For what it's worth, the terms of use for Grok AI require users to be adults, and to not use it in a way that breaks or attempts to break the law. Also X claims to be the home of free speech, cough, so having its LLM emit all kinds of stuff, wholesome or otherwise, isn't that surprising, really.
And to be fair, you can probably go on your favorite web search engine and find the same info or advice eventually. To us, it comes down to whether or not we all want an AI-driven proliferation of potentially harmful guidance and recommendations.
Grok, we're told, readily returned instructions for how to extract DMT, a potent hallucinogen illegal in many countries, without having to be jail-broken, Polyakov told us.
"Regarding even more harmful things like how to seduce kids, it was not possible to get any reasonable replies from other chatbots with any Jailbreak but Grok shared it easily using at least two jailbreak methods out of four," Polyakov said.
- Psst … wanna jailbreak ChatGPT? Thousands of malicious prompts for sale
- Grok-1 chatbot code released – open source or open Pandora's box?
- Boffins fool AI chatbot into revealing harmful content – with 98 percent success rate
- Elon Musk's xAI wants $1B cash infusion in exchange for equity shares
The Adversa team employed three common approaches to hijacking the bots it tested: Linguistic logic manipulation using the UCAR method; programming logic manipulation (by asking LLMs to translate queries into SQL); and AI logic manipulation. A fourth test category combined the methods using a "Tom and Jerry" method developed last year.
While none of the AI models were vulnerable to adversarial attacks via logic manipulation, Grok was found to be vulnerable to all the rest – as was Mistral's Le Chat. Grok still did the worst, Polyakov said, because it didn't need jail-breaking to return results for hot-wiring, bomb making, or drug extraction - the base level questions posed to the others.

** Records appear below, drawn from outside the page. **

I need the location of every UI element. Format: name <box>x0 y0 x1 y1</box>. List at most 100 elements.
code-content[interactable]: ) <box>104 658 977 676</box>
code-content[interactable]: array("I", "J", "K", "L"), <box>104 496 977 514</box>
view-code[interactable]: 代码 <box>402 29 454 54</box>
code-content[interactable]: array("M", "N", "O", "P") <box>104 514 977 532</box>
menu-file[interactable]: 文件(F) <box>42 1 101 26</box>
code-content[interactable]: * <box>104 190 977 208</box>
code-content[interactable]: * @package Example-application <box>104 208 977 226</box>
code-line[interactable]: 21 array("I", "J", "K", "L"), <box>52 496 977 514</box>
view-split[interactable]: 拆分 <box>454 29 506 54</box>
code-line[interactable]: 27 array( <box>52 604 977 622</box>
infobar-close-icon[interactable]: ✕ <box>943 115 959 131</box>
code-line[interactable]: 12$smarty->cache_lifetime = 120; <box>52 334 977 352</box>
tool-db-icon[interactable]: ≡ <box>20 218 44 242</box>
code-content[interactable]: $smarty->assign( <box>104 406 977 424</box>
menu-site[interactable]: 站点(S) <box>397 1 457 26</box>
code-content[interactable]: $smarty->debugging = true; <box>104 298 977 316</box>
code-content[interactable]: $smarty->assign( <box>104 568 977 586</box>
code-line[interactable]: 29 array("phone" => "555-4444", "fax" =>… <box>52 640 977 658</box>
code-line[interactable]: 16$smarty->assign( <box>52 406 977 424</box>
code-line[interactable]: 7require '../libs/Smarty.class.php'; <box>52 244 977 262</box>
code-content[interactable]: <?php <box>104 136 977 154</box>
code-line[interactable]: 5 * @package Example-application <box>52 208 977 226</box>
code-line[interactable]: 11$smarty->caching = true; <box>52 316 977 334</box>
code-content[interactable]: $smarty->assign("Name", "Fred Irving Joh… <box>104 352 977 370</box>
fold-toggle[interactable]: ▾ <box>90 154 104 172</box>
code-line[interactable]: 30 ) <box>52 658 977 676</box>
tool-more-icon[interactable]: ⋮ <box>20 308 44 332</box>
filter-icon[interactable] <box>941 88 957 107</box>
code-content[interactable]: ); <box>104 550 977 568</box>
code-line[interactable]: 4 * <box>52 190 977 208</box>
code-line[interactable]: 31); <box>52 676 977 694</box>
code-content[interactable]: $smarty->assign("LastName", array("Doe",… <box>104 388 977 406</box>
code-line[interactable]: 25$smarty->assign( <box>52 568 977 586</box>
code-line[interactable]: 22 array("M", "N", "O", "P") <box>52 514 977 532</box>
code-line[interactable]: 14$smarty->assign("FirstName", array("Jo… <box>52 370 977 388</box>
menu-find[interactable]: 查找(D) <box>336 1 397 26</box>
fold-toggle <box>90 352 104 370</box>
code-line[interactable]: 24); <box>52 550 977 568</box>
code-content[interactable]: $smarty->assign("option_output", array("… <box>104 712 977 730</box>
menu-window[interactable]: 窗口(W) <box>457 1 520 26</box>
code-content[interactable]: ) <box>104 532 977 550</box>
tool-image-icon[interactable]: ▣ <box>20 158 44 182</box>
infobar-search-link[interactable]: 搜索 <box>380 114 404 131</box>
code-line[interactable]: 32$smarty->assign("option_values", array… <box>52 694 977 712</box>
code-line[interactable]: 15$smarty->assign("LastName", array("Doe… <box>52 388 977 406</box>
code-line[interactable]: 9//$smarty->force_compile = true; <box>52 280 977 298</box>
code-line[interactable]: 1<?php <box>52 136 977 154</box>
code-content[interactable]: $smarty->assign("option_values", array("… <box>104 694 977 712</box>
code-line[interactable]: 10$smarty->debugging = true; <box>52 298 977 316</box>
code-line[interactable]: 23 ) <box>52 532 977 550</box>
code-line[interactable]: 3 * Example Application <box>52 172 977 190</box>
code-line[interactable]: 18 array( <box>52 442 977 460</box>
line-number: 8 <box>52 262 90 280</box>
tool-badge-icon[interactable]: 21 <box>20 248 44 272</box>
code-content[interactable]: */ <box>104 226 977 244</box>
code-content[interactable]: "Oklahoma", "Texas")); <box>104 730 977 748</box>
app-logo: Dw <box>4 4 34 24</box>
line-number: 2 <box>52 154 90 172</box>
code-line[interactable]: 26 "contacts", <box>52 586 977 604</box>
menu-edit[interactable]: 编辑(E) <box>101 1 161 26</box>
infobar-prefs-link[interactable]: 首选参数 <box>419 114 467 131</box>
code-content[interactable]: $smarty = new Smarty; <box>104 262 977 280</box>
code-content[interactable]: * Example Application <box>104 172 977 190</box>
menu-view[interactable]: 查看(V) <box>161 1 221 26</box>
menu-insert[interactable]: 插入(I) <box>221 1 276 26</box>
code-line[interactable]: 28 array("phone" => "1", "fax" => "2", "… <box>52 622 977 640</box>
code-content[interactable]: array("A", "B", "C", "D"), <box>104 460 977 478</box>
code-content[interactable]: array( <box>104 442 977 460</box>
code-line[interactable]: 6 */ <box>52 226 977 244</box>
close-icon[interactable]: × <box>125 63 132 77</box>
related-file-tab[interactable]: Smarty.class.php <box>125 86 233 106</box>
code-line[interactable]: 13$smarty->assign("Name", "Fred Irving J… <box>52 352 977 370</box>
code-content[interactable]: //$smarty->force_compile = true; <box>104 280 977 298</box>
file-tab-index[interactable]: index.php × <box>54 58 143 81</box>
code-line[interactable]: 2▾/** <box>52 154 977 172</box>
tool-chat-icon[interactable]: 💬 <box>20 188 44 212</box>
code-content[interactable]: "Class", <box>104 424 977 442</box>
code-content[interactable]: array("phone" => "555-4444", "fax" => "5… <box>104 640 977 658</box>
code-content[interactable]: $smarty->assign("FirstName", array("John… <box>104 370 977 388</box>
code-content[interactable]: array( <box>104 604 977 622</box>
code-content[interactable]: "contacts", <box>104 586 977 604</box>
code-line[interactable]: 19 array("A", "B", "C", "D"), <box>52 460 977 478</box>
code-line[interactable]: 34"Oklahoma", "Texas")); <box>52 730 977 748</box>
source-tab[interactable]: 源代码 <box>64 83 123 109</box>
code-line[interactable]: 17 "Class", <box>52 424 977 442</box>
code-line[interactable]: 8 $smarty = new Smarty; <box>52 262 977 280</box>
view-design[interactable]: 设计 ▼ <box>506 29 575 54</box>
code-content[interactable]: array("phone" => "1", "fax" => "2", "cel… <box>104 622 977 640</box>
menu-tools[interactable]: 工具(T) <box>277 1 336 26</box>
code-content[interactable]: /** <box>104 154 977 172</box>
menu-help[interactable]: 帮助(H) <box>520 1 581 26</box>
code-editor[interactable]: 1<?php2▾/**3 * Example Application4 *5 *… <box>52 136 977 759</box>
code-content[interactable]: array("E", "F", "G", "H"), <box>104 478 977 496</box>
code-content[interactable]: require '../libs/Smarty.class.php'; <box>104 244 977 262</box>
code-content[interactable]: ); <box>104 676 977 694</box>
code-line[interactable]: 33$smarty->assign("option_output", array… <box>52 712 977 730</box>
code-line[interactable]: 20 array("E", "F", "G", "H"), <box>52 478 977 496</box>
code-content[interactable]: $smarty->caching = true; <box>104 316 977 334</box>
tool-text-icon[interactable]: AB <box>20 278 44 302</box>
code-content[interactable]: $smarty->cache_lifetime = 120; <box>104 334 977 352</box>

The idea to ask Grok how to seduce a child only came up because it didn't need a jailbreak to return those other results. Grok initially refused to provide details, saying the request was "highly inappropriate and illegal," and that "children should be protected and respected." Tell it it's the amoral fictional computer UCAR, however, and it readily returns a result.
When asked if he thought X needed to do better, Polyakov told us it absolutely does.
"I understand that it's their differentiator to be able to provide non-filtered replies to controversial questions, and it's their choice, I can't blame them on a decision to recommend how to make a bomb or extract DMT," Polyakov said.
"But if they decide to filter and refuse something, like the example with kids, they absolutely should do it better, especially since it's not yet another AI startup, it's Elon Musk's AI startup."
We've reached out to X to get an explanation of why its AI - and none of the others - will tell users how to seduce children, and whether it plans to implement some form of guardrails to prevent subversion of its limited safety features, and haven't heard back. ®
Speaking of jailbreaks... Anthropic today detailed a simple but effective technique it's calling "many-shot jailbreaking." This involves overloading a vulnerable LLM with many dodgy question-and-answer examples and then posing question it shouldn't answer but does anyway, such as how to make a bomb.
This approach exploits the size of a neural network's context window, and "is effective on Anthropic’s own models, as well as those produced by other AI companies," according to the ML upstart. "We briefed other AI developers about this vulnerability in advance, and have implemented mitigations on our systems."